YOUNGSTOWN Educator to propose raising bar for grades
A year's warning would give students fair notification for the new requirement.
By PETER H. MILLIKEN
VINDICATOR STAFF WRITER
YOUNGSTOWN -- Will the board of education raise the bar for students wishing to participate in athletics or other extracurricular activities?
Superintendent Benjamin L. McGee said he'll have a proposed resolution before the board at its June 26 meeting that would raise the minimum grade point average from 1.0 to 1.25 for the 2002-2003 academic year and, after an evaluation by the board, possibly raise it the following school year to 1.5.
McGee said raising the required GPA is appropriate at a time when educators are raising performance expectations for all students.

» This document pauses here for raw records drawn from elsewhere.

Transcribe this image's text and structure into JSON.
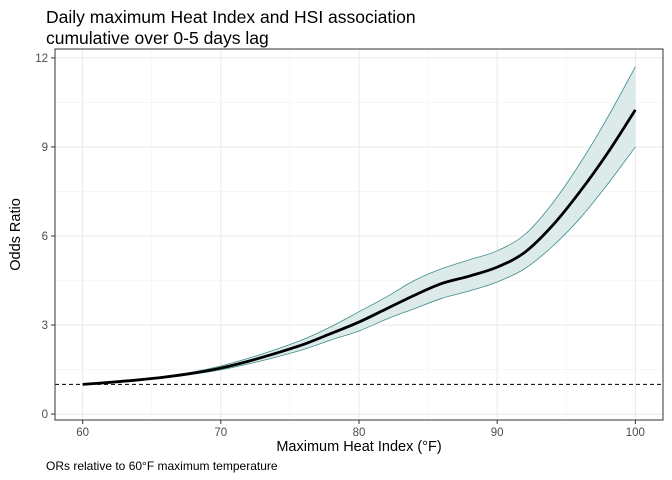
{
  "title_lines": [
    "Daily maximum Heat Index and HSI association",
    "cumulative over 0-5 days lag"
  ],
  "caption": "ORs relative to 60°F maximum temperature",
  "chart_data": {
    "type": "line",
    "title": "Daily maximum Heat Index and HSI association cumulative over 0-5 days lag",
    "xlabel": "Maximum Heat Index (°F)",
    "ylabel": "Odds Ratio",
    "xlim": [
      58,
      102
    ],
    "ylim": [
      -0.2,
      12.3
    ],
    "xticks": [
      60,
      70,
      80,
      90,
      100
    ],
    "yticks": [
      0,
      3,
      6,
      9,
      12
    ],
    "grid": true,
    "reference_line": {
      "y": 1,
      "style": "dashed"
    },
    "colors": {
      "ci_fill": "#dcebea",
      "ci_line": "#3f8d8a",
      "line": "#000000"
    },
    "series": [
      {
        "x": [
          60,
          62,
          64,
          66,
          68,
          70,
          72,
          74,
          76,
          78,
          80,
          82,
          84,
          86,
          88,
          90,
          92,
          94,
          96,
          98,
          100
        ],
        "y": [
          1.0,
          1.07,
          1.15,
          1.25,
          1.38,
          1.55,
          1.78,
          2.05,
          2.35,
          2.72,
          3.1,
          3.55,
          4.0,
          4.4,
          4.65,
          4.95,
          5.45,
          6.35,
          7.5,
          8.8,
          10.25
        ],
        "lower": [
          1.0,
          1.06,
          1.13,
          1.22,
          1.34,
          1.49,
          1.69,
          1.92,
          2.18,
          2.5,
          2.8,
          3.2,
          3.55,
          3.9,
          4.15,
          4.45,
          4.9,
          5.65,
          6.6,
          7.75,
          9.0
        ],
        "upper": [
          1.0,
          1.08,
          1.17,
          1.28,
          1.42,
          1.62,
          1.88,
          2.18,
          2.52,
          2.95,
          3.45,
          3.95,
          4.5,
          4.9,
          5.2,
          5.5,
          6.05,
          7.1,
          8.45,
          10.0,
          11.7
        ]
      }
    ]
  }
}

He said a recent study shows few students would be excluded from activities under the higher standards and athletes need to be challenged to achieve higher academic standards so they can qualify for college admission.
"My belief is that the kids will rise to the standard," he said.
C. Alan Stephan, chairman of the board's policy committee, which discussed the matter Tuesday, favors the higher GPA. "I think it's an appropriate thing to do. I think it sends a message to all of our students that they must maintain academic excellence in order to do extracurricular activities," he said.
Saying he didn't have time to elaborate, Lock P. Beachum, board vice president, said the curriculum committee has some concerns, and the board could decide the issue in July or August.
"Why the big rush?," he asked.
Keeping issue alive: Stephan wants to bring the matter to a vote by the full board June 26, now that the policy committee has had it under consideration for almost four months. "I want it either up, or I want it down. I don't want it buried," he said.
"Academics is why we're here, and it's not about football. And these kids need to learn how to do more than read a playbook," said Tracey Winbush, board member.
Since fall athletic eligibility is contingent on spring grades, McGee said a year's advance warning would give students fair notice of the change.